Avec le socio­logue Daniel Zamora. Je ne sais plus de qui est l’i­dée. C’est col­lec­tif. On vou­lait faire, comme vous le faites avec Ballast, d’ailleurs, une revue et un site qui génèrent des débats. Avec la pers­pec­tive de débou­cher à terme sur des livres. Que ça com­mu­nique entre les deux espaces. La revue, je la voyais comme une sorte de making-of des livres. Un livre, ce sont des articles, des confé­rences, des ren­contres. Tout ça pro­duit de nou­velles choses, qui peuvent, en amont et en aval, ali­men­ter une revue, élar­gir la réflexion.

Aden est une ville du Yémen dont Rimbaud a par­lé : il y a une dimen­sion lit­té­raire et poé­tique dans votre démarche, dès lors. Ce qui n’est pas tou­jours le cas dans l’é­di­tion poli­tique, qui est géné­ra­le­ment aca­dé­mique, uni­ver­si­taire, scien­ti­fique. Pourquoi cette envie ?

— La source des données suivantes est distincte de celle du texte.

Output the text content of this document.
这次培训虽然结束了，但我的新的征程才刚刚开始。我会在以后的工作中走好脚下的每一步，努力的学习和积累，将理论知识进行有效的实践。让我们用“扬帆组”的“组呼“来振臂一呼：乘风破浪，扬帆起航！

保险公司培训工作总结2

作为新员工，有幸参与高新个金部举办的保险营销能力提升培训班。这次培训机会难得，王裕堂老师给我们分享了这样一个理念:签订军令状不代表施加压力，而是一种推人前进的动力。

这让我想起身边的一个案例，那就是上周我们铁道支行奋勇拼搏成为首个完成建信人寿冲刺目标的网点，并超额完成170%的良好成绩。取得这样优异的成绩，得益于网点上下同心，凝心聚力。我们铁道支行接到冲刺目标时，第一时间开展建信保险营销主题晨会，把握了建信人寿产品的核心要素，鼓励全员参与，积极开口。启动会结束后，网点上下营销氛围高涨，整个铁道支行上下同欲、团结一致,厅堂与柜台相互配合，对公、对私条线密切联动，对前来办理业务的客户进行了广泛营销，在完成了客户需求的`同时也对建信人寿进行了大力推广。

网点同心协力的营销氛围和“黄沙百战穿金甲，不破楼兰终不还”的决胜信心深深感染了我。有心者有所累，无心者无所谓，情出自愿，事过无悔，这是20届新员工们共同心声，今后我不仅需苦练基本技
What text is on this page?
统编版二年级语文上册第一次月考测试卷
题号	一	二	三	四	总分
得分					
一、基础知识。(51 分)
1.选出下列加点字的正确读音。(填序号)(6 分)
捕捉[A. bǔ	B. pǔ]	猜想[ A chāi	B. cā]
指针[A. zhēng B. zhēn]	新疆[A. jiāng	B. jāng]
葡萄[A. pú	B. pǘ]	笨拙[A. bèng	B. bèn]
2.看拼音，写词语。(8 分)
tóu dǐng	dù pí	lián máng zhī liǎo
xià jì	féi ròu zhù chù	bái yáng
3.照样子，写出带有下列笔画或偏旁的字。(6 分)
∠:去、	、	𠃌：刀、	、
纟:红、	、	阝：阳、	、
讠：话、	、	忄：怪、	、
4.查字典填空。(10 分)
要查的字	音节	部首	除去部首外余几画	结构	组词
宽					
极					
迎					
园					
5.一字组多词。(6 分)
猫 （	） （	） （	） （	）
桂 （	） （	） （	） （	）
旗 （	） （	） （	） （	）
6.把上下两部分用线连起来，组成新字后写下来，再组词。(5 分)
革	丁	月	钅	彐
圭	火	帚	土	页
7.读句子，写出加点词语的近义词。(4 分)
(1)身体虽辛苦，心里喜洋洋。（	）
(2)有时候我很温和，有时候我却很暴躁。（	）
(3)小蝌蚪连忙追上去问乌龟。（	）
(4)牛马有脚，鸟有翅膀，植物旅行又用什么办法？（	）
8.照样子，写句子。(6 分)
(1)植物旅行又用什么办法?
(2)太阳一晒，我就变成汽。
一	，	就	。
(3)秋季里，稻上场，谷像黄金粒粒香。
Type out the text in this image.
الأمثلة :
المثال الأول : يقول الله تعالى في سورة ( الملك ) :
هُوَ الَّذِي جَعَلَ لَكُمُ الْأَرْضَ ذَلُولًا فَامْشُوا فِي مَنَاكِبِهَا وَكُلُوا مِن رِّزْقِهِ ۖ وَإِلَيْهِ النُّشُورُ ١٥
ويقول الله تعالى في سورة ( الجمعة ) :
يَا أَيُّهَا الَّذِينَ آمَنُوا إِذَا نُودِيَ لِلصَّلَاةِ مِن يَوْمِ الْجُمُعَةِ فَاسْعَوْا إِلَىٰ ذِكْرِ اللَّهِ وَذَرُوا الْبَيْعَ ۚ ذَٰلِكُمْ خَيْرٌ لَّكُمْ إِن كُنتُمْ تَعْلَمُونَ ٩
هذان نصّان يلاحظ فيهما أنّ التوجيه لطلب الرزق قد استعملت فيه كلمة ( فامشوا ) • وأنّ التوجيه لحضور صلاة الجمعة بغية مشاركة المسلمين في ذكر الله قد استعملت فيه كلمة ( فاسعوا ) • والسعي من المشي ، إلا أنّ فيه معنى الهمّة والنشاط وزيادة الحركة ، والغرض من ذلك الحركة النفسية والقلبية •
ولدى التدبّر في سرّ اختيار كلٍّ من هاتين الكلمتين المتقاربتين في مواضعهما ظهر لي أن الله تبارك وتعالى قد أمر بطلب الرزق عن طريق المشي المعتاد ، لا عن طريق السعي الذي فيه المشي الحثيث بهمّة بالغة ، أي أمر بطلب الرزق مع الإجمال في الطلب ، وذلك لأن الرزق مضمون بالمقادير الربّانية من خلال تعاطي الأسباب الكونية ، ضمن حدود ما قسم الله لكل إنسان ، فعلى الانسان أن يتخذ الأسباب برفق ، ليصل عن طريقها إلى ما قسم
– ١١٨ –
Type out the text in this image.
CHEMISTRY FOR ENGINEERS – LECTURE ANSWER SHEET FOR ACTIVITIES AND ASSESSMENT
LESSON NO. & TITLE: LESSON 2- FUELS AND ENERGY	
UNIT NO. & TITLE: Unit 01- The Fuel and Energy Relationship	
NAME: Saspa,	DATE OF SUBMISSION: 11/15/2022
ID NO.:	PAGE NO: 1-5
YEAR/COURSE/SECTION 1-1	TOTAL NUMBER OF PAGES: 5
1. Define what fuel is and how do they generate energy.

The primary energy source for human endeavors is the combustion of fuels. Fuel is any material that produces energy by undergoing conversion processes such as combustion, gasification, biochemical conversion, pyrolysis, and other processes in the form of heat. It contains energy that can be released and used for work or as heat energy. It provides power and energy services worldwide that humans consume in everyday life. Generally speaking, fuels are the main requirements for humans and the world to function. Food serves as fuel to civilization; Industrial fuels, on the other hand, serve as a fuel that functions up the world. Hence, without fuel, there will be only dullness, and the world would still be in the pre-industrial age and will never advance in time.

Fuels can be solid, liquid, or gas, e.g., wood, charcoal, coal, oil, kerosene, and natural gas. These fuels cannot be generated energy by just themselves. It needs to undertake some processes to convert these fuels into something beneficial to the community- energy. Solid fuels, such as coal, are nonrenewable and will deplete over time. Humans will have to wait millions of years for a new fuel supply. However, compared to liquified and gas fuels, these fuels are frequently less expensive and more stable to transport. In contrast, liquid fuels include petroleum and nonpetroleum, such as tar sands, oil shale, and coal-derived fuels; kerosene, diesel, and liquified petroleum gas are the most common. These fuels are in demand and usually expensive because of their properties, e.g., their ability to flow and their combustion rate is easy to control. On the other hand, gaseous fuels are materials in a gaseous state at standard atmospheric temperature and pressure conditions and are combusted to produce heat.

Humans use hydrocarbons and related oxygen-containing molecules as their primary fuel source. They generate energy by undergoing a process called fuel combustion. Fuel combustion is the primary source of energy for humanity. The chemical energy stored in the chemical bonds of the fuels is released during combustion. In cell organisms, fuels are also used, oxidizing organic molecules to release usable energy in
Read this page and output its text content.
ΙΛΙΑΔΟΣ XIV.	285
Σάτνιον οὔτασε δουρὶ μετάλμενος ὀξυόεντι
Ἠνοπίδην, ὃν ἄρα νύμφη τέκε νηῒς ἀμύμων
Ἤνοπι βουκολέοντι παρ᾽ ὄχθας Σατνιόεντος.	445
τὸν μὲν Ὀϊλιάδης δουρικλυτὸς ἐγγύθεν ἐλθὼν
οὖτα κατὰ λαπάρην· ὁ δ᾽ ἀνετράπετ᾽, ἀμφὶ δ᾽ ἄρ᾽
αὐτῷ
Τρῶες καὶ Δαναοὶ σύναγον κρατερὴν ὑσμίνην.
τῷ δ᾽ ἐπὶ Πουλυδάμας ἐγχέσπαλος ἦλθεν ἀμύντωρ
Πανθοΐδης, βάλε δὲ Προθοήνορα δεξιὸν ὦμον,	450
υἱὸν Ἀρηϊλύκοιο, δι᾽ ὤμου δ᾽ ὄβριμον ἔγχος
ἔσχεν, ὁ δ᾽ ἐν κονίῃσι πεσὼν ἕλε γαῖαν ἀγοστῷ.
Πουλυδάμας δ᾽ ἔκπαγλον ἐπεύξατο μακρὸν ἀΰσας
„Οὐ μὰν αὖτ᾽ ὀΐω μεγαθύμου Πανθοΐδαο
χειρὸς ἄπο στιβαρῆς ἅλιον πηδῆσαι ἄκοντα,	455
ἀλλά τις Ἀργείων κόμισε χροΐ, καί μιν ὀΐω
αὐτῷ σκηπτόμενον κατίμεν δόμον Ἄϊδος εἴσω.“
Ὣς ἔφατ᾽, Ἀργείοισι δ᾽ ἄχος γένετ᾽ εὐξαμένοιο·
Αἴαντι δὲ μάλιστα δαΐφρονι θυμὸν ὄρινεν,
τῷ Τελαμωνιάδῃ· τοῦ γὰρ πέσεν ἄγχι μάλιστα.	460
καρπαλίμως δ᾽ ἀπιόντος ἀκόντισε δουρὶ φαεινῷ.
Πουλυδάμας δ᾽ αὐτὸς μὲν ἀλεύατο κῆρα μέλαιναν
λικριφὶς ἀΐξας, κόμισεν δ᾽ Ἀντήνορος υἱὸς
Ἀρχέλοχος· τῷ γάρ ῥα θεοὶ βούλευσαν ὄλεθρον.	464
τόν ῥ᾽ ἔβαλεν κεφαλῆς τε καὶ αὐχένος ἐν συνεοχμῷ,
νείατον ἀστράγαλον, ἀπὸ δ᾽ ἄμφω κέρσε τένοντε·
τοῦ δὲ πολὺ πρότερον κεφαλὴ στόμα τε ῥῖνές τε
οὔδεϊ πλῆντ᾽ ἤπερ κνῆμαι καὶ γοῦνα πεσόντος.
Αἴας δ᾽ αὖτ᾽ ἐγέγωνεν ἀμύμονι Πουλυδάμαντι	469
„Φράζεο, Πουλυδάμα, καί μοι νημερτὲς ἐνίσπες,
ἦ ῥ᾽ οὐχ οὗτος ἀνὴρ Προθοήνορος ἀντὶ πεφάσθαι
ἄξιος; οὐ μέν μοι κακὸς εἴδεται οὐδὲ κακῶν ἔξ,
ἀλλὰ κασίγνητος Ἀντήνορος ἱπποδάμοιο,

Le roman a quelque chose à dire de notre socié­té. La poé­sie aus­si. Je suis assez scep­tique sur Albert Camus, en par­ti­cu­lier sur la ques­tion de la guerre d’Algérie, mais il a une phrase qui m’a­vait vrai­ment impres­sion­né : si tu veux faire de la phi­lo­so­phie, écris un roman. Ça m’a énor­mé­ment mar­qué. Trop sou­vent, il y a quelque chose d’é­li­tiste dans les sciences humaines. On doit par­ler com­pli­qué pour exis­ter. Chomsky m’a appris ça : la plu­part des idées phi­lo­so­phiques, socio­lo­giques et poli­tiques s’é­noncent très sim­ple­ment, très clai­re­ment. Si on ne le fait pas, c’est parce qu’on doit jus­ti­fier une posi­tion sociale. On veut être pro­fes­seur à l’u­ni­ver­si­té, on doit être « com­pli­qué ». Si ce qu’on dit tient en 3 heures et non pas sur 120 heures de cours, on perd toute légi­ti­mi­té à exis­ter. Il y a là un mépris de classe, une dis­tinc­tion qui se crée par rap­port aux gens ordi­naires. N’importe qui doit pou­voir com­prendre ces idées. En tant qu’é­di­teur, je fais très atten­tion à ça. D’éviter le jargon.

D’ailleurs, un de vos asso­ciés expli­quait que vous fai­siez par­fois réécrire les pas­sages inuti­le­ment jar­gon­nant, c’est ça ?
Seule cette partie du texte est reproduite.